Concurring - Mr. Justice Powell
No. An in-court identification should not be suppressed under these circumstances. This concurrence explicitly rejects the idea that a defendant's face could ever be a suppressible fruit of an illegal arrest. The precedents of Frisbie v. Collins and Ker v. Illinois establish that a defendant may be brought to trial even if the arrest was illegal, which forecloses any claim that the defendant's physical presence is suppressible evidence.

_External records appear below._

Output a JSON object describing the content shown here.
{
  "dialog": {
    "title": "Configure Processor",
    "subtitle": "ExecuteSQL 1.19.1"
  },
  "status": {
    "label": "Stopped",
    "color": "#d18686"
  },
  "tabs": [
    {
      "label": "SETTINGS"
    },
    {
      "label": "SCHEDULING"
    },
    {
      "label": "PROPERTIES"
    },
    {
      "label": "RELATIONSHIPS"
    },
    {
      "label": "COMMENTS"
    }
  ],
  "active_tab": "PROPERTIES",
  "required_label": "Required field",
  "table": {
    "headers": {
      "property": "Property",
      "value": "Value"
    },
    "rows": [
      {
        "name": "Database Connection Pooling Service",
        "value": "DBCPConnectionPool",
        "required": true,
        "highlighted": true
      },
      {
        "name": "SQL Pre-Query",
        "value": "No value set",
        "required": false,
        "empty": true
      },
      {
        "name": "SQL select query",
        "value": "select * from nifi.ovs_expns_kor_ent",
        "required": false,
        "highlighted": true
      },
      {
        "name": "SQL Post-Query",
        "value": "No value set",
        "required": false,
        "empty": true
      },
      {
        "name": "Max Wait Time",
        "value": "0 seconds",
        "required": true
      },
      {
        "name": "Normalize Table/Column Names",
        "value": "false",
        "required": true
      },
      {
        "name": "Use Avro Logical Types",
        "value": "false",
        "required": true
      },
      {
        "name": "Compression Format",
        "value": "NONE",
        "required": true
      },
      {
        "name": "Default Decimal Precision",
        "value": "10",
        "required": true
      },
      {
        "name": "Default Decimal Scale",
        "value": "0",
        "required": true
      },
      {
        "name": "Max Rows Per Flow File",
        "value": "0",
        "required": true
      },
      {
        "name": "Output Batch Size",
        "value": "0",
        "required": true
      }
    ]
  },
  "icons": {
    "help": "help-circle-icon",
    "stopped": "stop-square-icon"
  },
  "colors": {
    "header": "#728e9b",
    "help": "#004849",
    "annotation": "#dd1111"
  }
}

Concurring - Mr. Justice White
No. The manner in which the defendant’s presence at trial was obtained is irrelevant to the admissibility of an otherwise untainted in-court identification. The rationale of Frisbie v. Collins controls, holding that a court's power to try a person is not impaired by an unlawful arrest. To hold that a defendant’s face is suppressible evidence would be tantamount to insulating a person from conviction for any crime requiring an in-court identification, a result inconsistent with established precedent. The admissibility of the identification does not depend on whether police had some prior suspicion, but on whether the identification itself has an untainted source.
Analysis:
This case significantly limits the scope of the 'fruit of the poisonous tree' doctrine as it applies to in-court identifications. It solidifies the 'independent source' exception, establishing that a witness's memory formed during the commission of a crime is a sufficiently independent source to purge the taint of a subsequent illegal arrest. The decision prevents the exclusionary rule from becoming a tool to grant a defendant immunity from prosecution simply because of a procedural error by police. The fractured opinions, however, reveal a deep division on the underlying rationale, specifically whether a defendant's person can ever be considered suppressible evidence.